Columnar storage - Amazon Redshift

Columnar storage

Columnar storage for database tables is an important factor in optimizing analytic query performance, because it drastically reduces the overall disk I/O requirements. It reduces the amount of data you need to load from disk.

The following series of illustrations describe how columnar data storage implements efficiencies, and how that translates into efficiencies when retrieving data into memory.

This first illustration shows how records from database tables are typically stored into disk blocks by row.

In a typical relational database table, each row contains field values for a single record. In row-wise database storage, data blocks store values sequentially for each consecutive column making up the entire row. If block size is smaller than the size of a record, storage for an entire record may take more than one block. If block size is larger than the size of a record, storage for an entire record may take less than one block, resulting in an inefficient use of disk space. In online transaction processing (OLTP) applications, most transactions involve frequently reading and writing all of the values for entire records, typically one record or a small number of records at a time. As a result, row-wise storage is optimal for OLTP databases.

The next illustration shows how with columnar storage, the values for each column are stored sequentially into disk blocks.

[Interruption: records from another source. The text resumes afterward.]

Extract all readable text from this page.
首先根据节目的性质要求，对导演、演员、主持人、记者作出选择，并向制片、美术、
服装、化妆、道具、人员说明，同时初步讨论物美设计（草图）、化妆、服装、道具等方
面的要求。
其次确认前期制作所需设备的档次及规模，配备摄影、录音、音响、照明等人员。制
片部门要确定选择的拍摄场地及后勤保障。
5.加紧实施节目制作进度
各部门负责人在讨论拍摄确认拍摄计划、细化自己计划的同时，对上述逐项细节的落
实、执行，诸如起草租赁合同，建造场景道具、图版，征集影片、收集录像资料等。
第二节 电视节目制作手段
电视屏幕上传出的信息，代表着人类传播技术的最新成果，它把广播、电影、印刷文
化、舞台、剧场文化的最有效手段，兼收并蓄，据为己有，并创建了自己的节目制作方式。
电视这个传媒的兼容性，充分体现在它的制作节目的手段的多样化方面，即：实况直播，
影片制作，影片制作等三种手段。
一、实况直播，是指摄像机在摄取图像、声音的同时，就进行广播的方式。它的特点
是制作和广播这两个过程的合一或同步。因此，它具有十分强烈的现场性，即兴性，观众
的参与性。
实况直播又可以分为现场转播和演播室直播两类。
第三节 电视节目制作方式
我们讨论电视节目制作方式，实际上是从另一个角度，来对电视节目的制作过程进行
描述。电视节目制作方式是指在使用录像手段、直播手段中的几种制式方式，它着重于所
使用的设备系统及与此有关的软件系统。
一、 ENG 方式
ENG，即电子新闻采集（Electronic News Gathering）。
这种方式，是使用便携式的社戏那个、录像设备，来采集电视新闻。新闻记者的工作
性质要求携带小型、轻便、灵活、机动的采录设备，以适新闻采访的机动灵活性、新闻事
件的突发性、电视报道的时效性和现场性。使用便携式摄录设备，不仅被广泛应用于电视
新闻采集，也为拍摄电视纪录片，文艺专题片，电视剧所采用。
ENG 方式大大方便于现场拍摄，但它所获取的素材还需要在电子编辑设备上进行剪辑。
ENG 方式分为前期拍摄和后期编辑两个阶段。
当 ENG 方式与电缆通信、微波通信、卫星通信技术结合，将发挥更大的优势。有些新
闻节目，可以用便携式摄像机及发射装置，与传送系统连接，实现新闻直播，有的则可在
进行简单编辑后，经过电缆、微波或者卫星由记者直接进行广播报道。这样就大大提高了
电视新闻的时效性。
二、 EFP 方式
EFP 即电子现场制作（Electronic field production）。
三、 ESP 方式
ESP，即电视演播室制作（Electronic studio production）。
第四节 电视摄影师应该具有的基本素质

Using columnar storage, each data block stores values of a single column for multiple rows. As records enter the system, Amazon Redshift transparently converts the data to columnar storage for each of the columns.

In this simplified example, using columnar storage, each data block holds column field values for as many as three times as many records as row-based storage. This means that reading the same number of column field values for the same number of records requires a third of the I/O operations compared to row-wise storage. In practice, using tables with very large numbers of columns and very large row counts, storage efficiency is even greater.

An added advantage is that, since each block holds the same type of data, block data can use a compression scheme selected specifically for the column data type, further reducing disk space and I/O. For more information about compression encodings based on data types, see Compression encodings.

The savings in space for storing data on disk also carries over to retrieving and then storing that data in memory. Since many database operations only need to access or operate on one or a small number of columns at a time, you can save memory space by only retrieving blocks for columns you actually need for a query. Where OLTP transactions typically involve most or all of the columns in a row for a small number of records, data warehouse queries commonly read only a few columns for a very large number of rows. This means that reading the same number of column field values for the same number of rows requires a fraction of the I/O operations. It uses a fraction of the memory that would be required for processing row-wise blocks. In practice, using tables with very large numbers of columns and very large row counts, the efficiency gains are proportionally greater. For example, suppose a table contains 100 columns. A query that uses five columns will only need to read about five percent of the data contained in the table. This savings is repeated for possibly billions or even trillions of records for large databases. In contrast, a row-wise database would read the blocks that contain the 95 unneeded columns as well.

Typical database block sizes range from 2 KB to 32 KB. Amazon Redshift uses a block size of 1 MB, which is more efficient and further reduces the number of I/O requests needed to perform any database loading or other operations that are part of query run.